I’m told the following C code
#define ADD(a, b) a + b
// example function
void foo()
{
int i = ADD(1, 2); // add two ints
double d = //doubles
ADD(3.4, 5.6);
int sly = ADD(1, 2) * 3; // not what it appears to be
}
converts to this Java code
package demo;
public class DemoTranslation {
public static int add(int a, int b) {
return a + b;
}
public static double add(double a, double b) {
return a + b;
}
/**
* example function
*/
public static void foo() {
int i = add(1, 2); // add two ints
double d = /* doubles */ add(3.4, 5.6);
int sly = 1 + 2 * 3; // not what it appears to be
}
}
1+2*3 in java = 7. How does the C code produce that and not 9?
>Solution :
C macro replacement operates on lexical tokens, at a lower level than semantic analysis of the program.
Given #define ADD(a, b) a + b, the source text ADD(1, 2) * 3 is replaced by 1 + 2 * 3, which is evaluated as 1+(2•3) = 7.
Macro replacement was created for convenience in early primitive programming environments.

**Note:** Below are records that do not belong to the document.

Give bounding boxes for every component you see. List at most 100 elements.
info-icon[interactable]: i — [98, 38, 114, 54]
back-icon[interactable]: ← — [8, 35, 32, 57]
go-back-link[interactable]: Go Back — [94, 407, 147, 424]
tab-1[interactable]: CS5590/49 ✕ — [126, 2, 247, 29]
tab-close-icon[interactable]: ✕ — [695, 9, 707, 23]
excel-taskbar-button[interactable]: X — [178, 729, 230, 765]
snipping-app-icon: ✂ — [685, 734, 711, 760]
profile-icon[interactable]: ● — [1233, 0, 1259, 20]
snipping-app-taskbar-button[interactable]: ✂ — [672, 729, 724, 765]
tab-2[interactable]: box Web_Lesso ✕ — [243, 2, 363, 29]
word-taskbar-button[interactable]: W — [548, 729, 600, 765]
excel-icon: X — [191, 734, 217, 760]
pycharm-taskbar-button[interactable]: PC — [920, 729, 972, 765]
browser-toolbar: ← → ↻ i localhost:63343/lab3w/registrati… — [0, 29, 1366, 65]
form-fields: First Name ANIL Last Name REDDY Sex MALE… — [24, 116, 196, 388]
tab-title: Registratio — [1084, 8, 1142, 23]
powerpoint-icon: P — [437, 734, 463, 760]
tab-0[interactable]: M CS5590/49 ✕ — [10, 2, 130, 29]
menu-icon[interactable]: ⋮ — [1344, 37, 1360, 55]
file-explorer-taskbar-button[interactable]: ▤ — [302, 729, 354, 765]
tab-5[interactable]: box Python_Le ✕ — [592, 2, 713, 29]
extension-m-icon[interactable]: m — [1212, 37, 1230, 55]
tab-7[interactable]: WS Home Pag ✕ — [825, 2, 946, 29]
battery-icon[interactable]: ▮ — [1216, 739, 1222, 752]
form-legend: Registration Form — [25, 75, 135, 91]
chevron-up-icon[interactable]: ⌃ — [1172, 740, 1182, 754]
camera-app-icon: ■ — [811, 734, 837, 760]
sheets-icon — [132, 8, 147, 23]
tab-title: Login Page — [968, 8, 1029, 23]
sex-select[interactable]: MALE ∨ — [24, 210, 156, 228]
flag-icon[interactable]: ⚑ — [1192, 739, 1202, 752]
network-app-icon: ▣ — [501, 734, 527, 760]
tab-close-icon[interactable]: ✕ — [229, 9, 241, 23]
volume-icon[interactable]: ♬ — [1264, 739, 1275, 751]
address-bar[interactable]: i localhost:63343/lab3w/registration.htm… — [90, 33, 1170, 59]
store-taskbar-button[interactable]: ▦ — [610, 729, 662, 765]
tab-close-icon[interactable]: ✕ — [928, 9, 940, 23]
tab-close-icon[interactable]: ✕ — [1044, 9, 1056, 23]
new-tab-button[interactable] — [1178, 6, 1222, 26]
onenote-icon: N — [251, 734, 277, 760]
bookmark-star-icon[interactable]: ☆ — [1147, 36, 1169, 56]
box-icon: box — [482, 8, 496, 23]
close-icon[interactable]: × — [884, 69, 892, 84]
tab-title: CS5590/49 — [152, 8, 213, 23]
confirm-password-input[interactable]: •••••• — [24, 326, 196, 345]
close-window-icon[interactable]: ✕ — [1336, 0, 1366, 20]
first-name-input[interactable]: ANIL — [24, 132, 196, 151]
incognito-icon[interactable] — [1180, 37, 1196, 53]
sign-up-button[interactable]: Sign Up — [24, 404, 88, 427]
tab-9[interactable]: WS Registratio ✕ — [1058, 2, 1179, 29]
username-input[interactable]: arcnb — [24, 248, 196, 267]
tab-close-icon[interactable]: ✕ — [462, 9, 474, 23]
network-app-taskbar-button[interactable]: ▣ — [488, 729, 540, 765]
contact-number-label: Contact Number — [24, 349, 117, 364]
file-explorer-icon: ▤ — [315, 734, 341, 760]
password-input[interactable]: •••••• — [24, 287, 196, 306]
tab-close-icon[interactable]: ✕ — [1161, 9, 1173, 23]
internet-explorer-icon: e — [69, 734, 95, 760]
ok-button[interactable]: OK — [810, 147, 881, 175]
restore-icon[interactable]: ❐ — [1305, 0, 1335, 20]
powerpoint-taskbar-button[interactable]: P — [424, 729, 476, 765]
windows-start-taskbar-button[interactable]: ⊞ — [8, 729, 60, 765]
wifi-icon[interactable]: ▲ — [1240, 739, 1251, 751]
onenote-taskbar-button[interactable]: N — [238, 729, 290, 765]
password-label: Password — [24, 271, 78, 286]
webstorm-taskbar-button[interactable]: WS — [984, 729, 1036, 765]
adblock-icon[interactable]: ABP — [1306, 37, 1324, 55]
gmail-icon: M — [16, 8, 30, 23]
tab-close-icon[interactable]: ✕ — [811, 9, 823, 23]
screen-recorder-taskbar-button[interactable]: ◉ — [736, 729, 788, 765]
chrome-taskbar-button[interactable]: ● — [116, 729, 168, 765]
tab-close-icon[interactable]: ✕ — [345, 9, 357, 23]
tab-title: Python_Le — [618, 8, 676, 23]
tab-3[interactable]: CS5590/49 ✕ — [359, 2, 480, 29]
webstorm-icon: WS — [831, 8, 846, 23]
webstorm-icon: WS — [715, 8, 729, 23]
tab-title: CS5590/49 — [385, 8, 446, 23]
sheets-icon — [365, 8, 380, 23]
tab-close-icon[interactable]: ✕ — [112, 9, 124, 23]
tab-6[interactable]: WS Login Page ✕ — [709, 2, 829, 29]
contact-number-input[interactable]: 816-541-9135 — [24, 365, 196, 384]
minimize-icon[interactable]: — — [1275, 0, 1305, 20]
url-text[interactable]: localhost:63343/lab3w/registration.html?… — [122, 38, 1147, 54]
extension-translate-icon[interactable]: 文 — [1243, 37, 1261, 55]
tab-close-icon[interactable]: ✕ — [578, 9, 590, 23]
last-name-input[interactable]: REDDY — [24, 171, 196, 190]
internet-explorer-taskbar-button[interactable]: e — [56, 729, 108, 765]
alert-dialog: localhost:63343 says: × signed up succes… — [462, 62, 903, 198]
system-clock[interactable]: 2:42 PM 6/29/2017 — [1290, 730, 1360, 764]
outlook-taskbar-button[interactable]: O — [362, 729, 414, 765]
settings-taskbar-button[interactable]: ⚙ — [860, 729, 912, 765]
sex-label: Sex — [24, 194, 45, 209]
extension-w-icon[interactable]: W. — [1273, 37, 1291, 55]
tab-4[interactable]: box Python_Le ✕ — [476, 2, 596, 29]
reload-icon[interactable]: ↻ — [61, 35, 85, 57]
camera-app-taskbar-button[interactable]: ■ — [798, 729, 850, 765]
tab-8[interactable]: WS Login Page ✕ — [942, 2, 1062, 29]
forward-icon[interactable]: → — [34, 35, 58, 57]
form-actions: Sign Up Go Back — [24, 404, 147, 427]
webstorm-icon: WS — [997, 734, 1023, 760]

As such, some of the motivation for developing it was simply typing convenience (editing source files could be a burdensome task in hardware of the era), and additional uses of it grew, including using macros to represent simple expressions. To deal with the fact that macros perform lexical substitution rather than semantic functions, C programmers have learned to parenthesize arguments in macro replacement lists as well as the entire list when macros are being used for expressions. So a C programmer would define ADD as:
#define ADD(a, b) ((a) + (b))
Then ADD(1, 2) * 3 will be replaced by ((1) + (2)) * 3, which will be evaluated as (1+2)•3 = 9.